In secondo luogo, significa guardare la storia a partire dal basso anziche’ dall’alto (o dal presente). In terzo luogo, significa assegnare un peso adeguato al passato extra-europeo. Infine, occorre prendere coscienza del fatto che la stessa struttura portante della storiografia, la collocazione degli avvenimenti nel tempo e nello spazio, e’ variabile, soggetta a costruzione sociale e dunque a cambiamento. Non e’ fatta, cioe’, di categorie immutabili, che promanerebbero dal mondo stesso nella forma in cui esse sono presenti alla coscienza storiografica occidentale.

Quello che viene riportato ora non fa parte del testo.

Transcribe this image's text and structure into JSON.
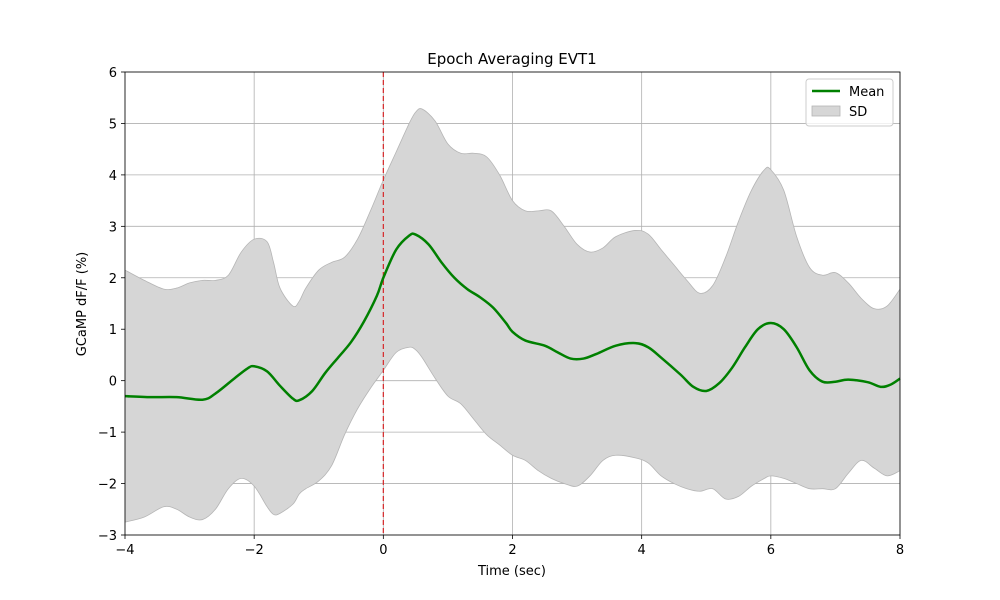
{
  "chart_data": {
    "type": "line",
    "title": "Epoch Averaging EVT1",
    "xlabel": "Time (sec)",
    "ylabel": "GCaMP dF/F (%)",
    "xlim": [
      -4,
      8
    ],
    "ylim": [
      -3,
      6
    ],
    "xticks": [
      -4,
      -2,
      0,
      2,
      4,
      6,
      8
    ],
    "yticks": [
      -3,
      -2,
      -1,
      0,
      1,
      2,
      3,
      4,
      5,
      6
    ],
    "xtick_labels": [
      "−4",
      "−2",
      "0",
      "2",
      "4",
      "6",
      "8"
    ],
    "ytick_labels": [
      "−3",
      "−2",
      "−1",
      "0",
      "1",
      "2",
      "3",
      "4",
      "5",
      "6"
    ],
    "grid": true,
    "legend_position": "top-right",
    "event_line": {
      "x": 0,
      "color": "#d62728",
      "style": "dashed"
    },
    "series": [
      {
        "name": "Mean",
        "kind": "line",
        "color": "#008000",
        "x": [
          -4.0,
          -3.6,
          -3.2,
          -2.8,
          -2.6,
          -2.3,
          -2.1,
          -2.0,
          -1.8,
          -1.6,
          -1.4,
          -1.3,
          -1.1,
          -0.9,
          -0.7,
          -0.5,
          -0.3,
          -0.1,
          0.0,
          0.2,
          0.4,
          0.5,
          0.7,
          0.9,
          1.1,
          1.3,
          1.5,
          1.7,
          1.9,
          2.0,
          2.2,
          2.5,
          2.7,
          2.9,
          3.1,
          3.3,
          3.6,
          3.9,
          4.1,
          4.3,
          4.6,
          4.8,
          5.0,
          5.2,
          5.4,
          5.6,
          5.8,
          6.0,
          6.2,
          6.4,
          6.6,
          6.8,
          7.0,
          7.2,
          7.5,
          7.7,
          7.85,
          8.0
        ],
        "y": [
          -0.3,
          -0.32,
          -0.32,
          -0.37,
          -0.25,
          0.05,
          0.24,
          0.28,
          0.18,
          -0.1,
          -0.35,
          -0.38,
          -0.2,
          0.15,
          0.45,
          0.75,
          1.15,
          1.65,
          2.0,
          2.55,
          2.82,
          2.84,
          2.65,
          2.3,
          2.0,
          1.78,
          1.62,
          1.42,
          1.12,
          0.95,
          0.78,
          0.68,
          0.55,
          0.43,
          0.43,
          0.52,
          0.68,
          0.73,
          0.65,
          0.45,
          0.12,
          -0.12,
          -0.2,
          -0.05,
          0.25,
          0.65,
          1.0,
          1.12,
          1.0,
          0.65,
          0.2,
          -0.02,
          -0.02,
          0.02,
          -0.03,
          -0.12,
          -0.08,
          0.04
        ]
      },
      {
        "name": "SD",
        "kind": "band",
        "color": "#d6d6d6",
        "edge_color": "#b5b5b5",
        "x": [
          -4.0,
          -3.7,
          -3.4,
          -3.2,
          -3.0,
          -2.8,
          -2.6,
          -2.4,
          -2.2,
          -2.0,
          -1.8,
          -1.7,
          -1.6,
          -1.4,
          -1.3,
          -1.2,
          -1.0,
          -0.8,
          -0.6,
          -0.4,
          -0.2,
          0.0,
          0.2,
          0.4,
          0.5,
          0.6,
          0.8,
          1.0,
          1.2,
          1.4,
          1.6,
          1.8,
          2.0,
          2.2,
          2.4,
          2.6,
          2.8,
          3.0,
          3.2,
          3.4,
          3.6,
          3.9,
          4.1,
          4.3,
          4.5,
          4.7,
          4.9,
          5.1,
          5.3,
          5.5,
          5.7,
          5.9,
          6.0,
          6.2,
          6.4,
          6.6,
          6.8,
          7.0,
          7.2,
          7.4,
          7.6,
          7.8,
          8.0
        ],
        "upper": [
          2.15,
          1.95,
          1.78,
          1.8,
          1.9,
          1.95,
          1.95,
          2.05,
          2.5,
          2.75,
          2.7,
          2.3,
          1.8,
          1.45,
          1.55,
          1.8,
          2.15,
          2.3,
          2.4,
          2.75,
          3.3,
          3.9,
          4.45,
          5.0,
          5.22,
          5.28,
          5.05,
          4.6,
          4.42,
          4.42,
          4.35,
          4.0,
          3.5,
          3.3,
          3.3,
          3.3,
          3.0,
          2.65,
          2.5,
          2.58,
          2.8,
          2.92,
          2.85,
          2.55,
          2.25,
          1.95,
          1.7,
          1.85,
          2.4,
          3.1,
          3.7,
          4.1,
          4.1,
          3.7,
          2.8,
          2.2,
          2.05,
          2.1,
          1.9,
          1.6,
          1.4,
          1.45,
          1.78
        ],
        "lower": [
          -2.75,
          -2.65,
          -2.45,
          -2.5,
          -2.65,
          -2.7,
          -2.5,
          -2.1,
          -1.9,
          -2.05,
          -2.45,
          -2.6,
          -2.58,
          -2.4,
          -2.2,
          -2.1,
          -1.95,
          -1.65,
          -1.05,
          -0.55,
          -0.15,
          0.2,
          0.55,
          0.65,
          0.6,
          0.45,
          0.05,
          -0.3,
          -0.45,
          -0.75,
          -1.05,
          -1.25,
          -1.45,
          -1.55,
          -1.75,
          -1.9,
          -2.0,
          -2.05,
          -1.85,
          -1.55,
          -1.45,
          -1.5,
          -1.6,
          -1.85,
          -2.0,
          -2.1,
          -2.15,
          -2.1,
          -2.3,
          -2.25,
          -2.05,
          -1.9,
          -1.85,
          -1.9,
          -2.0,
          -2.1,
          -2.1,
          -2.1,
          -1.8,
          -1.55,
          -1.7,
          -1.85,
          -1.75
        ]
      }
    ]
  }
}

Gli abitanti del "vecchio paese"

Le dimensioni temporale e spaziale oggi prevalenti furono tracciate dall’Occidente. Cio’ avvenne perche’ l’espansione nel mondo rese necessarie la notazione cronologica e la costruzione di mappe, le quali fornirono l’intelaiatura non solo della geografia ma anche della storia. Beninteso, tutte le societa’ hanno conosciuto concetti spaziali e temporali intorno ai quali organizzare la vita quotidiana. Tali concetti diventarono piu’ elaborati (e piu’ precisi) con l’avvento dell’alfabetizzazione, che forni’ indicatori grafici per entrambe le dimensioni. Fu la prioritaria invenzione della scrittura, piuttosto che il possesso di una qualche intrinseca verita’ circa l’organizzazione spazio-temporale del mondo, a conferire alle piu’ importanti societa’ dell’Eurasia notevoli vantaggi nel computo del tempo e nella creazione e nel perfezionamento della cartografia, rispetto, per esempio, all’Africa, che aveva una cultura orale. (...)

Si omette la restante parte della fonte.